Imágenes de gran fuerza testimonial que conforman el retrato intimista de un clan golpeado por la incomunicación entre los padres y los ecos de un agitado contexto social. Una crónica histórica en minúsculas que, en su preferencia por los tiempos (aparentemente) muertos, remite al trabajo de una estirpe de grandes cineastas orientales, de los minimalistas y sublimes dramas domésticos del japonés Yasujiro Ozu a las crónicas autobiográficas del taiwanés Hou Hsiao-hsien, donde la Historia se infiltraba en la cotidianidad de los personajes.



Sostenida por quebradizos filamentos narrativos, Roma acaba poniendo el foco en la odisea vital de una de las jóvenes criadas de la familia protagonista, Cleo, interpretada con sorprendente temple por la actriz no profesional Yalitza Aparicio e inspirada en Libo, la criada del clan Cuarón. Con su cuerpo menudo y su dignidad inconmensurable, Cleo cataliza diferentes conflictos de alcance sociopolítico y cultural. Por un lado, está la compleja relación que se establece entre la criada y la familia a la que sirve, un vínculo en el que se entrecruzan el afecto y el servilismo, y que Cuarón explora con más bonhomía que obras recientes como Una segunda madre, de la brasileña Anna Muylaert, o La nana, del chileno Sebastián Silva. Cleo es también el eje central de la reflexión que propone el filme en torno al rol de la mujer en una realidad marcadamente patriarcal. Y, por último, la protagonista debe encontrar su lugar en una sociedad que tiende a estigmatizar su condición indígena, algo que la película pone en primer plano a través del uso del idioma mixteco.

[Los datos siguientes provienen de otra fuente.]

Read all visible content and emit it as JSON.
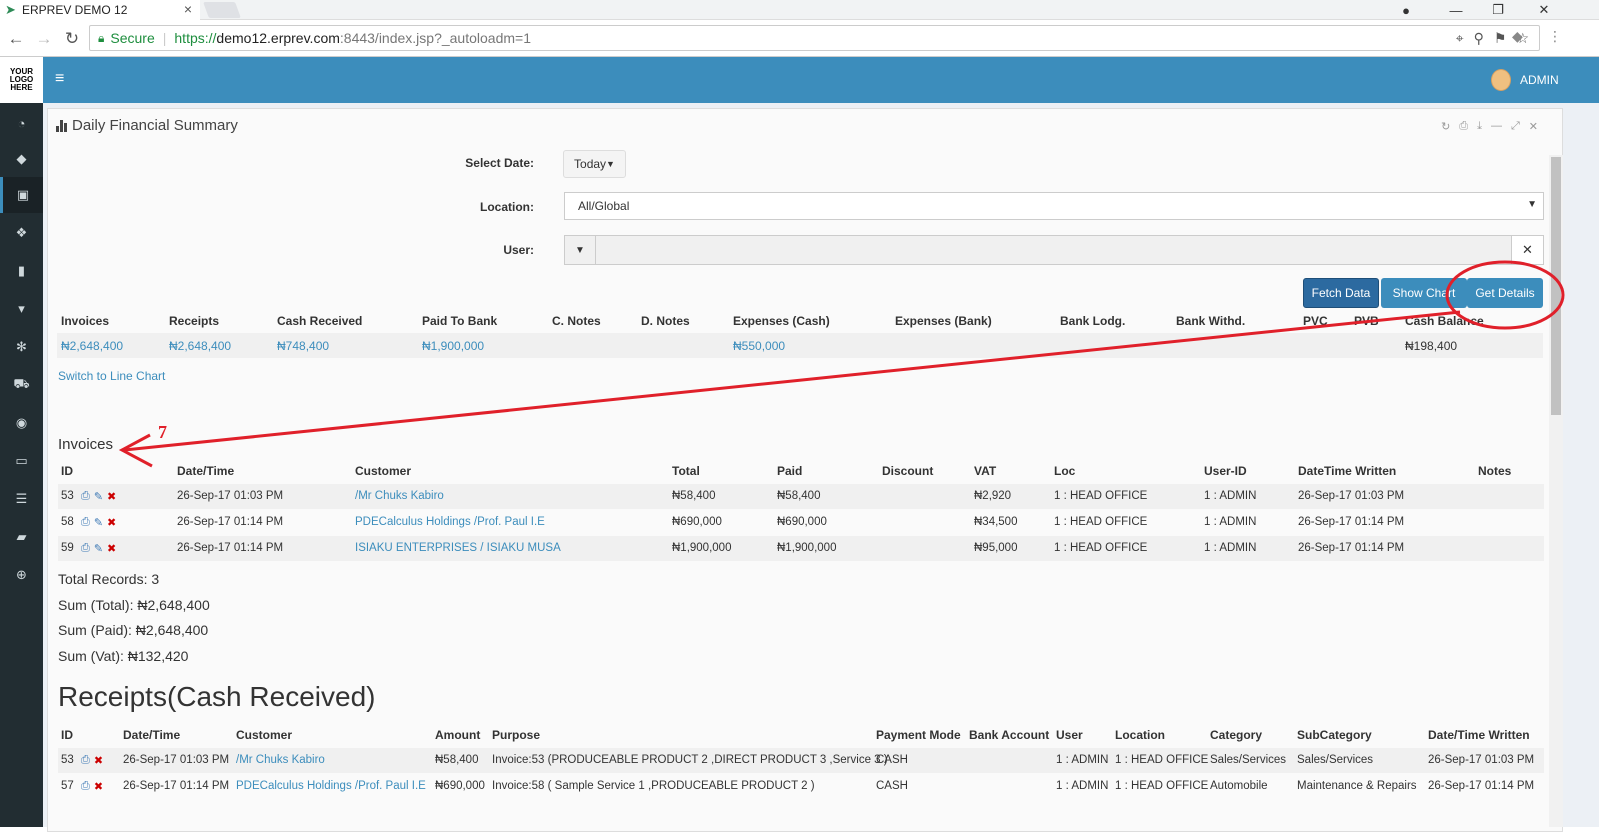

Cabe decir que, a medida que el personaje de Cleo va adquiriendo profundidad psicológica, Roma abandona su acercamiento a la cotidianeidad de los personajes en pos de la construcción de un arco dramático más convencional, sostenido por una noción algo hiperbólica de la catarsis narrativa -un recurso que Cuarón ya explotó en Gravity- y por una colección de imágenes simbólicas, de unos gansos fornicando como emblema vitalista a unas cabezas disecadas de perros como memento mori. Pese a estas concesiones emocionales, el director de Y tú mamá también -otra película sobre jóvenes que descubrían la complejidad y sinsabores de la realidad adulta- consigue con Roma la difícil proeza de evocar el pasado con un pie puesto en la nostalgia y el otro en el escrutinio crítico. "¿Qué significa recordar -apunta Cuarón- sino aceptar que todo ejercicio de memoria trastoca tanto nuestra visión del pasado como de la realidad presente?".